Robert Reich compared Musk with the orange baby, pointing out that “Both are maniacally obsessed with increasing their own personal wealth, power, and control.“
And “Both have been willing to break laws, norms, and other social constraints in pursuit of these goals. Both have manipulated, bribed, conned, robbed, and bullied their ways to dominance.”
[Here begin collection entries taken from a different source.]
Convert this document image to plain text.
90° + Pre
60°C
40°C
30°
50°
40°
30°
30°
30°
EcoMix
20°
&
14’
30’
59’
He suggests the reason for the ascendance of these super a*sholes is “a loss of our sense of common good.” I’ll suggest, further, that this has been the decades-long aim of the conservative movement (or maybe “neoconservative;” I can’t be bothered keeping all their labels distinct). The underlying principle of operatives like Reagan, Thatcher, Friedman, Bork, Welch, and many more was neatly encapsulated in Wilhoit’s Law: Conservatism consists of exactly one proposition, to wit: There must be in-groups whom the law protects but does not bind, alongside out-groups whom the law binds but does not protect.
The SAs were toiling away at their agenda for decades before the arrival of the exact system that Norbert Weiner warned about in his 1950 book The Human Use of Human Beings. Individual surveillance and control devices carried by everyone. The SAs may or may not have thought it all through. If nothing else they tend to have a reptilian reflex toward dominance and everything that enables it. And when Musk, out of the blue four years ago spent some of his ill-gotten gains on Twitter, that was almost certainly why.
If the apocalypse the SAs seem to pine for really happens, it will take a long time (if ever) for civilization to reappear. Maybe enough records will remain for historians to write about how many warnings were ignored, and how, in retrospect, the errors, mistakes, and misdeeds became obvious. Maybe.